Он бросил трубку и глянул на жену, уже широко открытые зелёные глаза которой, не мигая, смотрели на него в ожидании.

Господи, он до сих пор не может без умиления, без какого-то комка нежности в самых глубинах души смотреть на этот вздёрнутый, в веснушках, носик, на большие, всегда чуть приоткрытые, словно для немедленной подсказки или совета, губы, на тонкую длинную шею, на которой вздрагивает голубая венка.

Его Ксюша, его любимая Ксюша.

…Вот он, вчерашний выпускник консерватории, скромно стоит у бокового столика буфета оперного театра, ковыряя вилкой жёсткую, как кожа, сосиску. И тут перед ним вырастает, прямо как в сказочном сне, прима-балерина, звезда европейского балета – сама Ксения Дорожицкая. Зеленоглазая, с гладко зализанными рыжеватыми волосами, миниатюрная, с выгнутой дугой спиной.

– Что, новенький? – большие, как у лягушонка, губы трогает ироничная усмешка. – И тоже рыжий – как я.

Он чувствует, как горячая краска разливается по его щекам и ушам, и от этого ещё более конфузится.

– Значит, так, Онегин, – говорит она, чуть касаясь его плеча, – я на правах старослужащей, нет, не старой (она кокетливо запрокидывает голову и смахивает ладошками набежавшие от смеха слезинки), а старослужащей буду вас опекать. Знаете, что такое – опекать?

Она уже не смеётся, а строго, даже изучающе, смотрит на него.

– По рукам? – он неловко протягивает ладонь навстречу её узкой ладошке, при этом кожаная сосиска с воткнутой в неё вилкой вываливается из тарелки…
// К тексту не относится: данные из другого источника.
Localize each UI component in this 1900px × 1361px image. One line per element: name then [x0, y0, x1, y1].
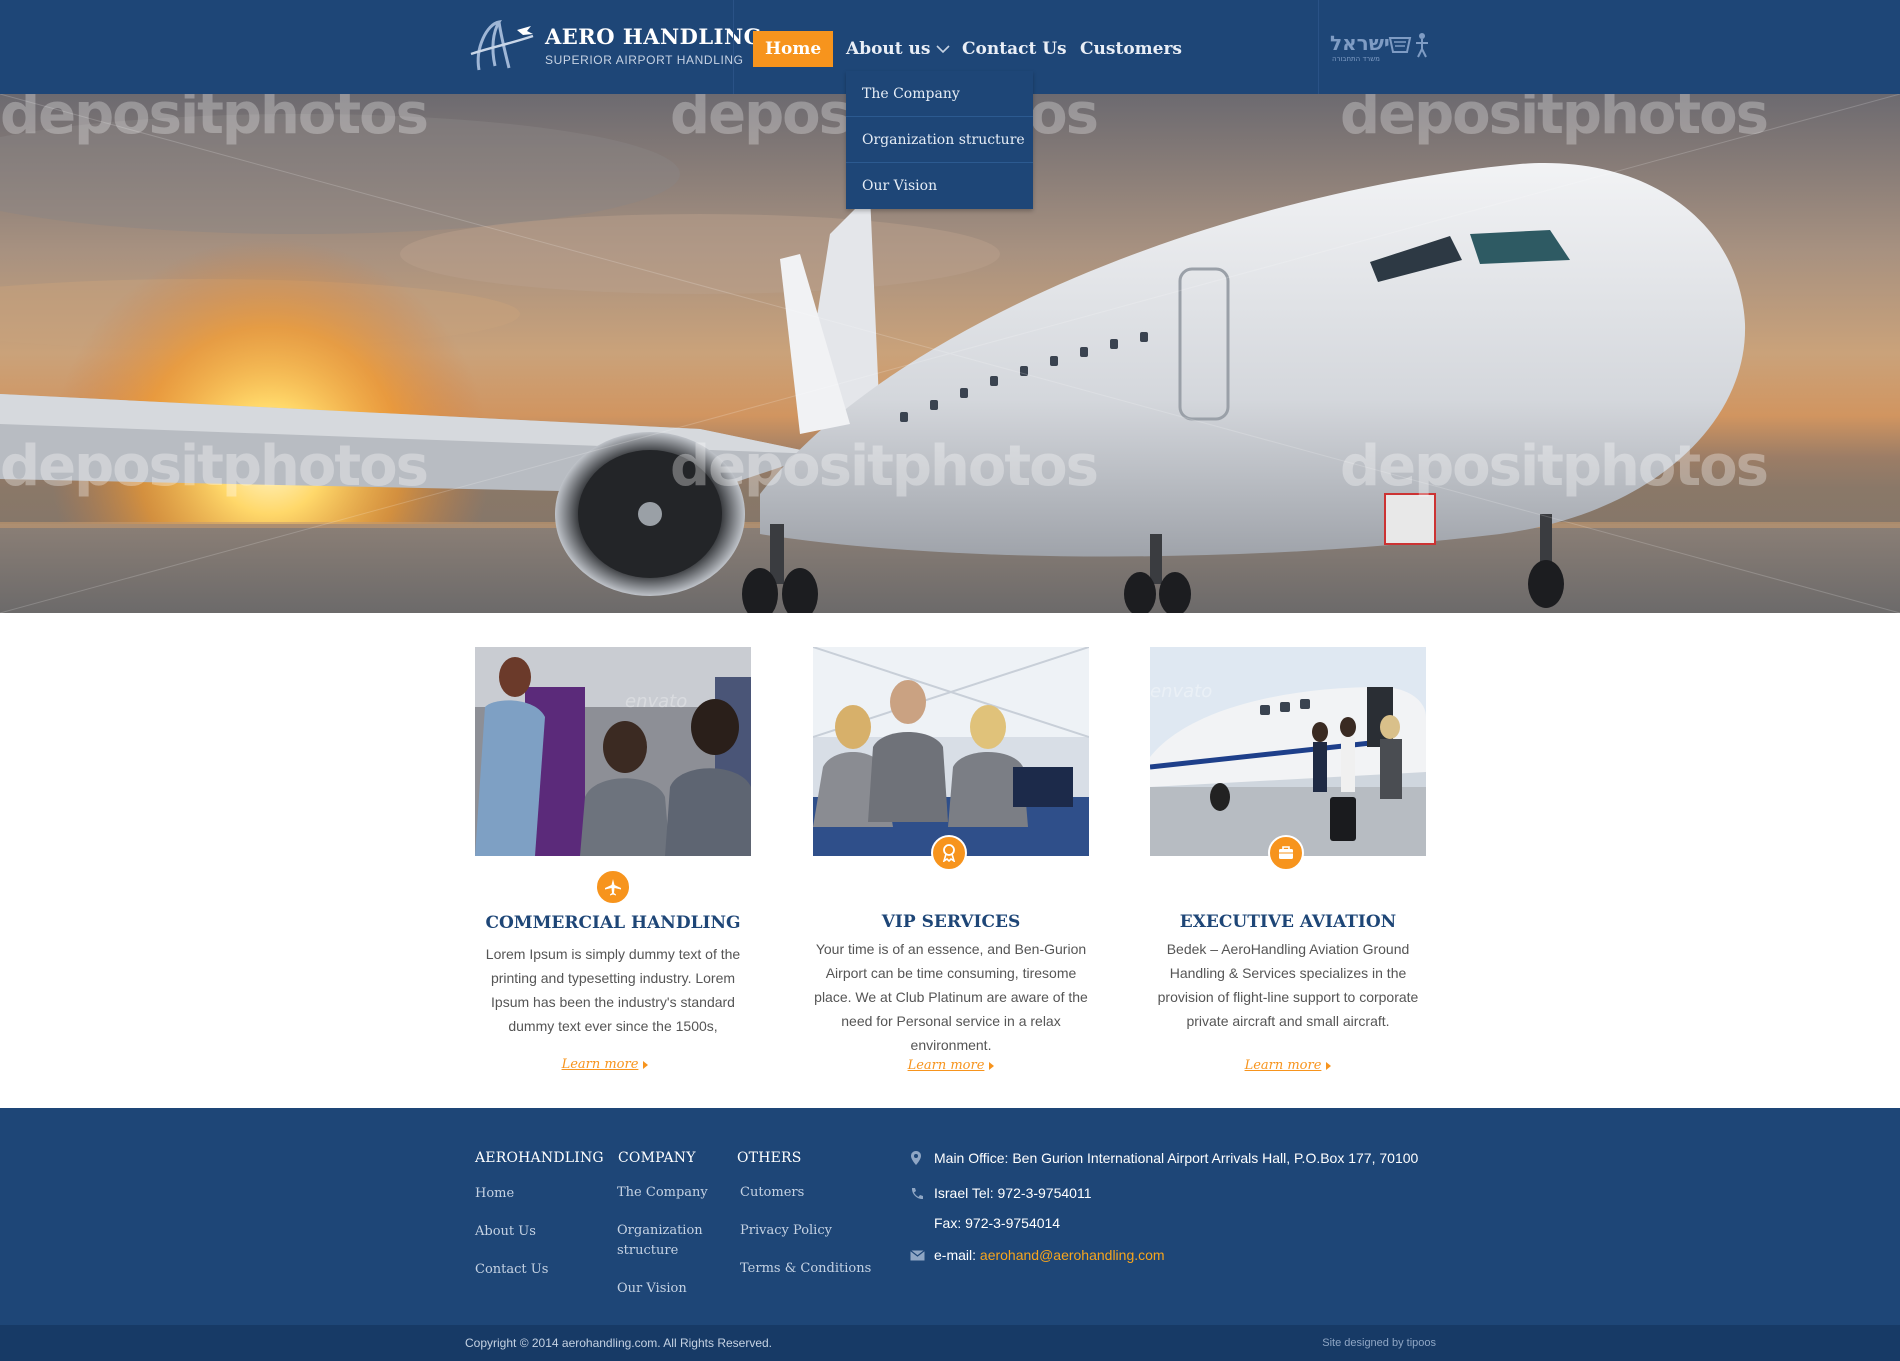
copyright-text: Copyright © 2014 aerohandling.com. All R… [465, 1336, 773, 1350]
service-description: Lorem Ipsum is simply dummy text of the … [485, 946, 741, 1034]
image-watermark: envato [1150, 681, 1212, 702]
map-pin-icon [911, 1151, 921, 1165]
service-image-private-jet: envato [1150, 647, 1426, 856]
watermark-text: depositphotos [0, 94, 429, 147]
designer-credit[interactable]: Site designed by tipoos [1322, 1337, 1436, 1349]
nav-home[interactable]: Home [753, 31, 834, 67]
nav-about-us-label: About us [846, 39, 931, 59]
footer-link-customers[interactable]: Cutomers [740, 1183, 804, 1203]
nav-contact-us[interactable]: Contact Us [962, 31, 1067, 67]
nav-about-us[interactable]: About us [846, 31, 951, 67]
footer-link-privacy-policy[interactable]: Privacy Policy [740, 1221, 832, 1241]
learn-more-label: Learn more [907, 1058, 985, 1073]
learn-more-label: Learn more [561, 1057, 639, 1072]
chevron-down-icon [936, 45, 951, 54]
logo-tagline: SUPERIOR AIRPORT HANDLING [545, 53, 744, 67]
site-logo[interactable]: AERO HANDLING SUPERIOR AIRPORT HANDLING [465, 18, 762, 78]
service-description: Your time is of an essence, and Ben-Guri… [814, 941, 1088, 1053]
footer-email: e-mail: aerohand@aerohandling.com [934, 1247, 1165, 1263]
service-image-cabin: envato [475, 647, 751, 856]
service-title: EXECUTIVE AVIATION [1179, 912, 1397, 932]
ministry-logo-icon: ישראל משרד התחבורה [1330, 31, 1428, 63]
ministry-of-transport-logo: ישראל משרד התחבורה [1328, 28, 1436, 64]
arrow-right-icon [1326, 1061, 1332, 1070]
header-divider [1318, 0, 1319, 94]
email-link[interactable]: aerohand@aerohandling.com [980, 1247, 1165, 1263]
footer-column-title: COMPANY [618, 1150, 696, 1166]
footer-column-title: AEROHANDLING [475, 1150, 604, 1166]
footer-link-terms-conditions[interactable]: Terms & Conditions [740, 1259, 871, 1279]
watermark-text: depositphotos [670, 434, 1099, 499]
logo-name: AERO HANDLING [545, 24, 763, 49]
footer-bottom-bar: Copyright © 2014 aerohandling.com. All R… [0, 1325, 1900, 1361]
learn-more-link[interactable]: Learn more [813, 1058, 1089, 1073]
footer-link-home[interactable]: Home [475, 1184, 514, 1204]
footer-column-title: OTHERS [737, 1150, 802, 1166]
phone-icon [911, 1188, 923, 1200]
briefcase-icon [1279, 846, 1293, 859]
email-label: e-mail: [934, 1247, 980, 1263]
service-badge [1268, 835, 1304, 871]
watermark-text: depositphotos [0, 434, 429, 499]
service-badge [595, 869, 631, 905]
learn-more-label: Learn more [1244, 1058, 1322, 1073]
footer-fax: Fax: 972-3-9754014 [934, 1215, 1061, 1231]
services-section: envato COMMERCIAL HANDLING Lorem Ipsum i… [0, 613, 1900, 1108]
service-image-vip-lounge [813, 647, 1089, 856]
airplane-icon [605, 879, 621, 896]
header-divider [733, 0, 734, 94]
dropdown-item-organization-structure[interactable]: Organization structure [846, 117, 1033, 163]
learn-more-link[interactable]: Learn more [467, 1057, 743, 1072]
site-footer: AEROHANDLING Home About Us Contact Us CO… [0, 1108, 1900, 1325]
footer-link-organization-structure[interactable]: Organization structure [617, 1221, 707, 1261]
dropdown-item-the-company[interactable]: The Company [846, 71, 1033, 117]
envelope-icon [910, 1250, 925, 1261]
image-watermark: envato [625, 691, 687, 712]
arrow-right-icon [643, 1060, 649, 1069]
service-title: VIP SERVICES [881, 912, 1021, 932]
arrow-right-icon [989, 1061, 995, 1070]
footer-address: Main Office: Ben Gurion International Ai… [934, 1150, 1419, 1166]
service-description: Bedek – AeroHandling Aviation Ground Han… [1157, 941, 1419, 1029]
about-us-dropdown: The Company Organization structure Our V… [846, 71, 1033, 209]
watermark-text: depositphotos [1340, 434, 1769, 499]
footer-link-our-vision[interactable]: Our Vision [617, 1279, 687, 1299]
vip-ribbon-icon [942, 844, 956, 862]
nav-customers[interactable]: Customers [1080, 31, 1182, 67]
service-title: COMMERCIAL HANDLING [485, 913, 741, 933]
dropdown-item-our-vision[interactable]: Our Vision [846, 163, 1033, 209]
footer-phone: Israel Tel: 972-3-9754011 [934, 1185, 1092, 1201]
footer-link-contact-us[interactable]: Contact Us [475, 1260, 548, 1280]
footer-link-about-us[interactable]: About Us [475, 1222, 536, 1242]
service-badge [931, 835, 967, 871]
aero-logo-icon [470, 19, 534, 71]
learn-more-link[interactable]: Learn more [1150, 1058, 1426, 1073]
svg-text:משרד התחבורה: משרד התחבורה [1332, 55, 1380, 63]
svg-text:ישראל: ישראל [1330, 31, 1390, 55]
watermark-text: depositphotos [1340, 94, 1769, 147]
footer-link-the-company[interactable]: The Company [617, 1183, 708, 1203]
Уже через месяц они поженились. Она – украшение театра (аншлаги, овации, поклонники, цветы, гастроли, телеинтервью, красные дорожки и пр.) и он, начинающий баритон, которого раз в месяц в пожарном порядке вызывают на замену внезапно, как всегда, прихворавшего народного, и он спешно выпивает кофе, ловит такси, впопыхах приклеивает непослушные бакенбарды и, так толком и не распевшись, выскакивает на сцену.

Конечно, за их спиной судачили дорогие коллеги как могли.

Ксению это, похоже, даже забавляло. Ну что, мол, съели? Конечно, легко, когда есть характер, харизма.

А вот он переживал страшно. Дома доходило даже до истерики. Но она всё понимала и не допекала, не унижала, не корила. Она любила. За что? – спросите вы. Любят, как известно, не за что, а потому что…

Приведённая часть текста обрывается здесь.